The other approach would be to somehow do use some kind of ssh port-forwarding under Firefox so he could run Firefox locally on his own computer, and somehow access http://localhost/ledgersmb on the remote machine. Is there such a thing as a "remote localhost" that would work like that?
Yes, you can use "plink" (part of PuTTY suite: http://www.chiark.greenend.org.uk/~sgtatham/putty/) on Windows to create a port forward to the server.

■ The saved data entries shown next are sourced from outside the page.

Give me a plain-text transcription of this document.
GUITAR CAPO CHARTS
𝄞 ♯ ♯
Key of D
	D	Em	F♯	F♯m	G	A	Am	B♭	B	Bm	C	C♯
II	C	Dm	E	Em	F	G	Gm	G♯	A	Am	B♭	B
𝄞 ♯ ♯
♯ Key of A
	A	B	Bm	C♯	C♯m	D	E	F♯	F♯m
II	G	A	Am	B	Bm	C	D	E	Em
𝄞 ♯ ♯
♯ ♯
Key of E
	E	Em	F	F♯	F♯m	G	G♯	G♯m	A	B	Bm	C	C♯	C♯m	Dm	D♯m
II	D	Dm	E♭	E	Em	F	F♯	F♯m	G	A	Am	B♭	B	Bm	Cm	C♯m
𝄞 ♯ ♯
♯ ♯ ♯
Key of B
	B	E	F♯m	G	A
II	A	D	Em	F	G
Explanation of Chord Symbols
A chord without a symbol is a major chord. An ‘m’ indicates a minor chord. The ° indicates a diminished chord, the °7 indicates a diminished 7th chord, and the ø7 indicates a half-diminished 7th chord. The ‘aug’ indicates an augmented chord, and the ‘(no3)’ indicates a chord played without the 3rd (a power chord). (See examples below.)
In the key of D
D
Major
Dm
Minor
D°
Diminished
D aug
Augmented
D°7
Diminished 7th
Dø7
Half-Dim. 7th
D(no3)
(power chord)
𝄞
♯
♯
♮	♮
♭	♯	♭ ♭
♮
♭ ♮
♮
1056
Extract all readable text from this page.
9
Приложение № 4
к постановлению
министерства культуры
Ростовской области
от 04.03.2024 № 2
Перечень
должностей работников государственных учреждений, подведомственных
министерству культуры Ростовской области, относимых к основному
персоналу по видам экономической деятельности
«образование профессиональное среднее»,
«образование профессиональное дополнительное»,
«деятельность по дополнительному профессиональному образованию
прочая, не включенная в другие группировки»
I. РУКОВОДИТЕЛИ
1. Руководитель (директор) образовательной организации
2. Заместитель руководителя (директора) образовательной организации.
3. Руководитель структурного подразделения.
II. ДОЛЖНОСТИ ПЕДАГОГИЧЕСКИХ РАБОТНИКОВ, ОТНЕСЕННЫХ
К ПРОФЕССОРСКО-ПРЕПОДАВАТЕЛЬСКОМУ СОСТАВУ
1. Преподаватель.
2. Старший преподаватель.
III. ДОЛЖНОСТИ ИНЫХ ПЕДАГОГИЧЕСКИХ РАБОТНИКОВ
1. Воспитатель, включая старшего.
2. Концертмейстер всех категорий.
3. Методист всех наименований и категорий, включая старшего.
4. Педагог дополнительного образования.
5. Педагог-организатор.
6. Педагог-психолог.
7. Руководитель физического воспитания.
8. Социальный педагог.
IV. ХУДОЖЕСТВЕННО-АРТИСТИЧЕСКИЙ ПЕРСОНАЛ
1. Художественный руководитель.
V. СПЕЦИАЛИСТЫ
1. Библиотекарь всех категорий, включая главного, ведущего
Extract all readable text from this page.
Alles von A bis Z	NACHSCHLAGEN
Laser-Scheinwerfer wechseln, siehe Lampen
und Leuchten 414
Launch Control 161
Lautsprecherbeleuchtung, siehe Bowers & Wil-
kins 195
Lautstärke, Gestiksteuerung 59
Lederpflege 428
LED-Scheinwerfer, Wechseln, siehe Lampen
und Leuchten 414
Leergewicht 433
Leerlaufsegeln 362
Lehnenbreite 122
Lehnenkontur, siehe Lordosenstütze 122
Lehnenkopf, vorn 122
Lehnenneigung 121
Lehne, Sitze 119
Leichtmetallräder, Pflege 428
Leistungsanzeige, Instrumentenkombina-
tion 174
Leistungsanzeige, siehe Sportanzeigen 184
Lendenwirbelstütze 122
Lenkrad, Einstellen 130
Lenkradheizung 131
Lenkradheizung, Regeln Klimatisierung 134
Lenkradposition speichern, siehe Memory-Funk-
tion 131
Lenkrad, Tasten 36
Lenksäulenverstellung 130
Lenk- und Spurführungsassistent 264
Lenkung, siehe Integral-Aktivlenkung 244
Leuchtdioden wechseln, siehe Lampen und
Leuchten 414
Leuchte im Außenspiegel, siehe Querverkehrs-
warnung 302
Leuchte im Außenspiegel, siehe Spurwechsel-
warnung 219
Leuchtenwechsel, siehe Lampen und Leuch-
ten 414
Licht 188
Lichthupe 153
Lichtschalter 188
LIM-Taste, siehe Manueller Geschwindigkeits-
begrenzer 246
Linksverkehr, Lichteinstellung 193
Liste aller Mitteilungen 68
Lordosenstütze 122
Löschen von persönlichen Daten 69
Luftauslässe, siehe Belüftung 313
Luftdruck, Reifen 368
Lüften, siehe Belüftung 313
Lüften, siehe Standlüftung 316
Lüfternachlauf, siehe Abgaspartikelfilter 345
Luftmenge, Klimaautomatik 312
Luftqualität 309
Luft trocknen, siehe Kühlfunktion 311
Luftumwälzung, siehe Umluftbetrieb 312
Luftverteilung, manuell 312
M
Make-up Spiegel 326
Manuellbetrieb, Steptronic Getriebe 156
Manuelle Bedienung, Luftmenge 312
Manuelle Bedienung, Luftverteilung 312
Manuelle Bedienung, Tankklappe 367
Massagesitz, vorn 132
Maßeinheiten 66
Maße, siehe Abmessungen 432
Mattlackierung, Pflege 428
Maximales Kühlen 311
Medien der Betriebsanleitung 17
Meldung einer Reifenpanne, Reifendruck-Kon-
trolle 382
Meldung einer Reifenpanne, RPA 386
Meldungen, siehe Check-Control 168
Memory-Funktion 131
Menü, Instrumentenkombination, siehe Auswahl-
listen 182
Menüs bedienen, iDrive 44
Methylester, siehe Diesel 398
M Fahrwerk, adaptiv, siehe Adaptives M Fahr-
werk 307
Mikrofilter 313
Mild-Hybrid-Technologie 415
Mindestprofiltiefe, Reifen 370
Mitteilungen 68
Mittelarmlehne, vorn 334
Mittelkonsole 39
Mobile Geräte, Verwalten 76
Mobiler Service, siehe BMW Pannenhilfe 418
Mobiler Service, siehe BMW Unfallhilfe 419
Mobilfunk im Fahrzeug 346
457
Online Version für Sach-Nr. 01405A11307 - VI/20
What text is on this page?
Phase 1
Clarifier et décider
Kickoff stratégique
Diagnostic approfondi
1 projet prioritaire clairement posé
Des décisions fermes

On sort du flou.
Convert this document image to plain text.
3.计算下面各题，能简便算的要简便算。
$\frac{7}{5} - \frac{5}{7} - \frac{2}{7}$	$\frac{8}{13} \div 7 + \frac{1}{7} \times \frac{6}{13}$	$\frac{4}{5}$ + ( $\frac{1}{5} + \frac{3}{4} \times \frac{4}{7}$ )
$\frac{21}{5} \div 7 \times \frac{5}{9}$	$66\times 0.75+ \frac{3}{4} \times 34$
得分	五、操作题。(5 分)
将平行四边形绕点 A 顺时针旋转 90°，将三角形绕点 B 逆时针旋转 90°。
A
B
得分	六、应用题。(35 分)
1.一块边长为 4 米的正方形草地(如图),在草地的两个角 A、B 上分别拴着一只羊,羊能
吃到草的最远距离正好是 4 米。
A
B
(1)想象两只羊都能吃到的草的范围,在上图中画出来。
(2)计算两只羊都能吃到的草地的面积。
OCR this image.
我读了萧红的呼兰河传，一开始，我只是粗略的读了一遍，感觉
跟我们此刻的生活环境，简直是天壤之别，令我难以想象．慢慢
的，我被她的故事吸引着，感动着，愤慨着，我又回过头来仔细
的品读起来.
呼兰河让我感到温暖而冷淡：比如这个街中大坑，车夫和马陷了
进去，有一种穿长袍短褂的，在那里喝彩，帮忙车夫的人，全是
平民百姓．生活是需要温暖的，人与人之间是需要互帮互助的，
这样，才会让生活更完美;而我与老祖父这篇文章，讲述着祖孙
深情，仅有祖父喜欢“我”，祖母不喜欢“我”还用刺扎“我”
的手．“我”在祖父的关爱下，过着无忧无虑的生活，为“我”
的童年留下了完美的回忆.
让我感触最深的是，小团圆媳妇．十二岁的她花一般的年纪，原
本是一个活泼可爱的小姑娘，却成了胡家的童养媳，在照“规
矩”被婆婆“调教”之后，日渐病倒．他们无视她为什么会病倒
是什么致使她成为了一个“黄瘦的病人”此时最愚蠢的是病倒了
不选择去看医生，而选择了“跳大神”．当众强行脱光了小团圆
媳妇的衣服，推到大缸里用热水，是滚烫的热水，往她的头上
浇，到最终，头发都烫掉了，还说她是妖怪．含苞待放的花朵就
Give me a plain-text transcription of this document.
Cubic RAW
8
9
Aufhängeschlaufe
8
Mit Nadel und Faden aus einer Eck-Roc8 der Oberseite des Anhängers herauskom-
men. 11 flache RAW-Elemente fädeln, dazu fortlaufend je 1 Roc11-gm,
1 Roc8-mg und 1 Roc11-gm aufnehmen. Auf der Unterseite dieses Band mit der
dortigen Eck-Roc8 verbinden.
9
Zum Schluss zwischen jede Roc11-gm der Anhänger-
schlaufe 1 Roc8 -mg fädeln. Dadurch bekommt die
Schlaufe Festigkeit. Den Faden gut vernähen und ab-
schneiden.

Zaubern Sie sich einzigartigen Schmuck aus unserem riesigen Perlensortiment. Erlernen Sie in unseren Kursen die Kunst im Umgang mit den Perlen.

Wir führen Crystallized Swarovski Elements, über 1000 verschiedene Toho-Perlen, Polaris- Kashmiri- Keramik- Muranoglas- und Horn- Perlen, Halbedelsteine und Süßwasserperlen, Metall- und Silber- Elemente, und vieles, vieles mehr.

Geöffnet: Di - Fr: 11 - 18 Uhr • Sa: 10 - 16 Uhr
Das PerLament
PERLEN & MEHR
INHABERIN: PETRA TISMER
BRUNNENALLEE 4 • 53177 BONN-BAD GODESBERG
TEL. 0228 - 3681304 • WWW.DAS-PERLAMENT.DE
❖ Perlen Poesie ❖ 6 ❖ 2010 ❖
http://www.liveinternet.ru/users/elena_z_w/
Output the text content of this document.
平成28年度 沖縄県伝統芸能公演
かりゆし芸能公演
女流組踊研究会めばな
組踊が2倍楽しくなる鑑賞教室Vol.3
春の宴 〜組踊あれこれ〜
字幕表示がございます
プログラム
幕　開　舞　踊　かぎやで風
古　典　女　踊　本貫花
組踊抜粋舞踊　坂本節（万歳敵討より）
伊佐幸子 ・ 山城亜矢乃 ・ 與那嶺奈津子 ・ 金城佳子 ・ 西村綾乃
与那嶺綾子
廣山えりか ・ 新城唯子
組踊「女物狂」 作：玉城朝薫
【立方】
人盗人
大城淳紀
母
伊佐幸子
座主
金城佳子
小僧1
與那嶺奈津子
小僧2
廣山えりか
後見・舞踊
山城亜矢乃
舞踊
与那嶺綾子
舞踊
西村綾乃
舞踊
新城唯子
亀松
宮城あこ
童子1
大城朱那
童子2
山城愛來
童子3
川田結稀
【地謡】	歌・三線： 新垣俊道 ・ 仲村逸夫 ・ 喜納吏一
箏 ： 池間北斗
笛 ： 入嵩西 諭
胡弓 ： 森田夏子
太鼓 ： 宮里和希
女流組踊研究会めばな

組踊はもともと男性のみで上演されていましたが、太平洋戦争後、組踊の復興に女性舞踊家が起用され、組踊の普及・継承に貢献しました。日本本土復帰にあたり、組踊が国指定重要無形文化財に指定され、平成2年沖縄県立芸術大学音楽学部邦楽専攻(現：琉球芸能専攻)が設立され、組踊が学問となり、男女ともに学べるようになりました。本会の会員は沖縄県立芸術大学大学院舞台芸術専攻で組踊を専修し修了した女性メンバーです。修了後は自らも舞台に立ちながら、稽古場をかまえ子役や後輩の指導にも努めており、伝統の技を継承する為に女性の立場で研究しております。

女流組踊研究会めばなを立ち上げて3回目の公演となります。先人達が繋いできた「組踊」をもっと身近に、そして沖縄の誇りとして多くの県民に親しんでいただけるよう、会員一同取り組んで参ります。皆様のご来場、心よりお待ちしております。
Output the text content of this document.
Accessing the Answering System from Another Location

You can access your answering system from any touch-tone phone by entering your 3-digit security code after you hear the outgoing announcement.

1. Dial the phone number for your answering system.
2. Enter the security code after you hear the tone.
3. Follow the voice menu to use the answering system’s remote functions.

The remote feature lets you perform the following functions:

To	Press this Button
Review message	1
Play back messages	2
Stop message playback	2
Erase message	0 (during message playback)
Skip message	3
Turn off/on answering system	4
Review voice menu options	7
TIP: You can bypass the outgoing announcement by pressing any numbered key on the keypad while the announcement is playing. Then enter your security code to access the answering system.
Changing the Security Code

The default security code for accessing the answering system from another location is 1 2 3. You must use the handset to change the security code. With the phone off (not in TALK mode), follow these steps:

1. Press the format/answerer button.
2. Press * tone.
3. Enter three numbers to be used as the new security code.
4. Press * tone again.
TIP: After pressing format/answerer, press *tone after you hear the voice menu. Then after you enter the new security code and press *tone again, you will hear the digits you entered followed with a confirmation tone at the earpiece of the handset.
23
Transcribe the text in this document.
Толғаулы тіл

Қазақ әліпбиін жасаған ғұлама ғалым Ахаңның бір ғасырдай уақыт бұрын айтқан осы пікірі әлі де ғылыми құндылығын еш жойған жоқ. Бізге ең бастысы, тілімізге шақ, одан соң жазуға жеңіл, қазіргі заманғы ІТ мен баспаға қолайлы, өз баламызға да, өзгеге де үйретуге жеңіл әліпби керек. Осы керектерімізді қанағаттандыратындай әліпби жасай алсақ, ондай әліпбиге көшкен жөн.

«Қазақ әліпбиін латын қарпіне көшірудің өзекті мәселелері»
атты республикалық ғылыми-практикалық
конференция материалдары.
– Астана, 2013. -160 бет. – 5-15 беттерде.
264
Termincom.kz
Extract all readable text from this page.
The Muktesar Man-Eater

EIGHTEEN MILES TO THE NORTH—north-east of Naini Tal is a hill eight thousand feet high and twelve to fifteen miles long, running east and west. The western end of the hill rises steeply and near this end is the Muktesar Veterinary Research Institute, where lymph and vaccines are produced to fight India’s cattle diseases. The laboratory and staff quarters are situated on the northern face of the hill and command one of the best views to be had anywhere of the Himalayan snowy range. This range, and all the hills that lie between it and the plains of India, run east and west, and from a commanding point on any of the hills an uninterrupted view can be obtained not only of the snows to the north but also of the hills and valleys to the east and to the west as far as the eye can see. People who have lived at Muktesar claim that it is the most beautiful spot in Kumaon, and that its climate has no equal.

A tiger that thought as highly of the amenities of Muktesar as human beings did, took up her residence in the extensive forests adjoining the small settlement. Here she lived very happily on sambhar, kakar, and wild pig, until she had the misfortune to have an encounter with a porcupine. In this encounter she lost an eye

I think the command syntax would be something like this: C:> plink -ssh -L 8080:127.0.0.1:80 user@remotehost sleep 99999
And then point the local Firefox (on the Windows machine) to http://localhost:8080/ledgersmb
You might have a problem, however, if the remote host sends an HTTP redirect, since it will send a redirect to http://localhost/... instead of http://localhost:8080/..., in that case you should better match the local and destination ports, such as using -L 80:127.0.0.1:80 if port 80 is free for you on the local Windows machine (and you have enough rights to listen on it) or changing the remote port on the server to 8080.
I don't want to open anything other than ssh on the application server to the big scary world.
And what about VNC? By default it opens a new port to the world...
To complicate things a bit more, the accountant runs Windows on his computer. Maybe there is a simple way to accomplish this feat and I'm just not seeing it?
I guess port forwarding with "plink" is the simplest way to accomplish what you are looking for. Other alternatives might be setting up a VPN for that.